Sieben Dinge, die beim Geschichtenerfinden helfen

Geschichten zu erfinden macht Spaß! Doch nicht immer liegt die passende Idee direkt vor Euren Füßen. Wenn Ihr in Gedanken gerade mit dem Ärger im Büro, der kniffligen Matheaufgabe aus den Hausaufgaben oder der Planung des nächsten Großelternbesuchs beschäftigt seid, hat Euer Gehirn gerade keine Kapazitäten mehr für aufregende, lustige oder originelle Geschichten.

Damit die Fantasie wieder Platz bekommt, helfen Dir sieben Dinge:

1. Guck Löcher in die Luft!
Hilft wirklich! Wir müssen schließlich auch mal nichts tun. Dann kann unser Geist wieder zur Ruhe kommen. Und Einfälle flattern ganz von selbst wieder in unseren Kopf.

2. Geh mal eine Runde um den Block
Beim Bewegen kann unser Denken mal ein bisschen Pause machen. Denn unser Körper hat dann noch was anderes zu tun. Viele gute Ideen entstehen beim Gehen.

3. Mal eine liegende Acht in die Luft
Die liegende Acht soll unsere beiden Gehirnhälften wieder miteinander verbinden. So tauchen plötzlich Bilder auf, und die passenden Worte zu den Bildern formulieren sich ganz von selbst.

4. Sag laut: „Stopp!“
Wenn gar nichts hilft, um das Gedankenkarussell anzuhalten: einfach mal „Stopp!“ sagen. Und zwar laut und deutlich. Vielleicht müssen wir eben auch mal von uns selbst hören, dass die Grüblerei genug ist. Und dass es wieder Zeit ist, sich schönen Gedanken zuzuwenden.
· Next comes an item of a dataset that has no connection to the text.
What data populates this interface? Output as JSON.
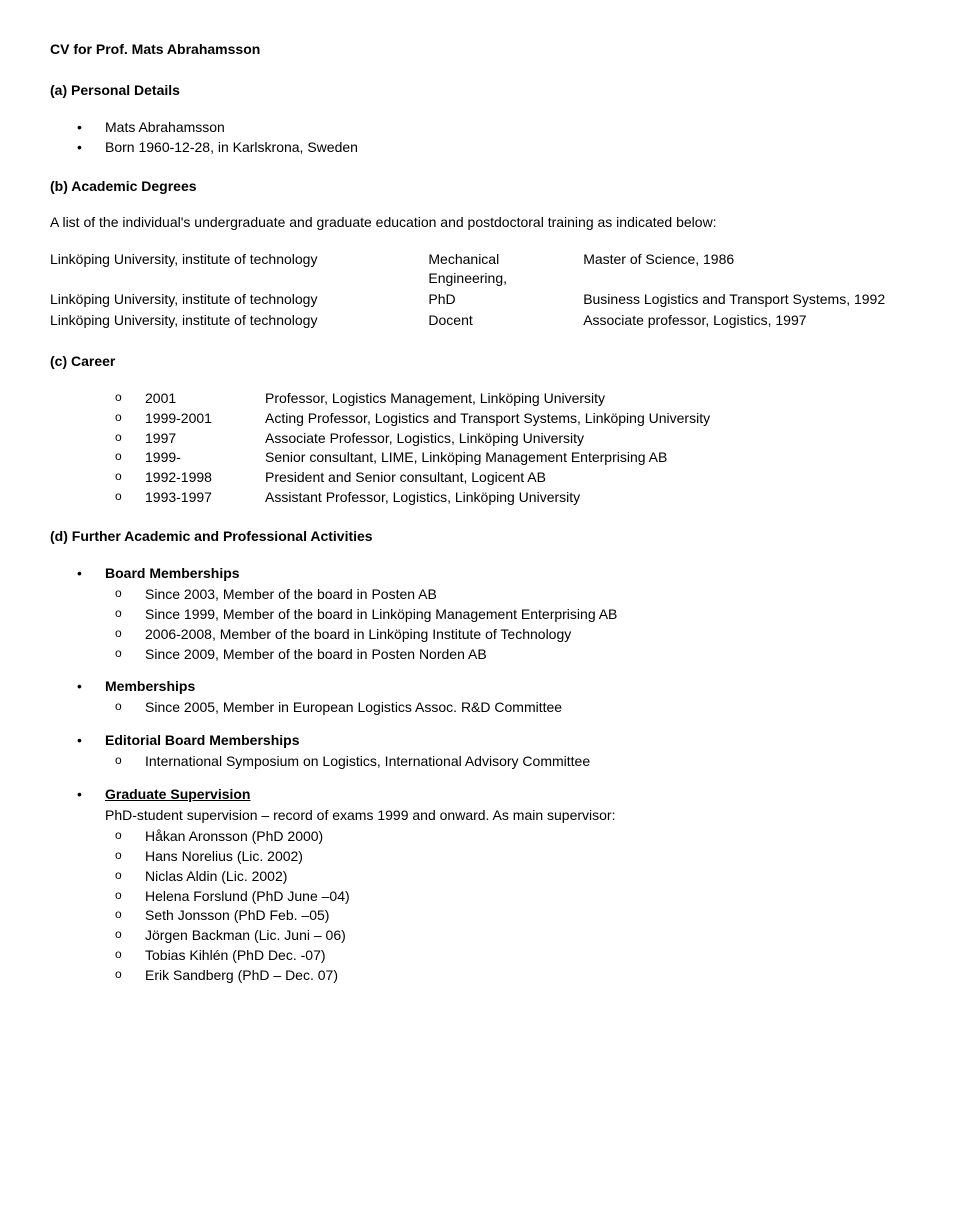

5. Kritzle ein Blockblatt voll
Kritzeln kann Spannungen lösen. Denn so wird der Bewegungsdrang, der durch Stress entsteht, zumindest ein bisschen befriedigt. Kritzeln hilft uns übrigens nicht nur dabei, Stress abzubauen und wieder Kapazitäten für Kreativität zu haben. Auch bei herausfordernden Telefonaten bringt uns Gekritzel leichter ins Gleichgewicht.

6. Schneide Grimassen
Kein Witz! Durch Muskelkontraktionen im Gesicht stimulieren wir wichtige Punkte, die an unser Gehirn melden: Alles gut! Und mit guter Laune haben wir häufig auch kreative Einfälle.

7. Schreib drei Minuten lang alle Deine Gedanken auf, ohne dabei abzusetzen
Erst denken, dann reden (bzw. schreiben) gilt hier mal nicht. Während Du sozusagen in einem Rutsch durchschreibst, denkst du gleichzeitig. Und dadurch hältst Du Deine spontanen Gedanken schriftlich fest. Lies Dir nach den drei Minuten durch, welche Gedanken Du so spontan niedergeschrieben hast. Vielleicht ist ja schon DIE Idee für Deine nächste Geschichte dabei.

Viel Spaß beim Ausprobieren und Geschichtenerfinden wünschen Euch Petra und Michael vom Geschichten-Planet!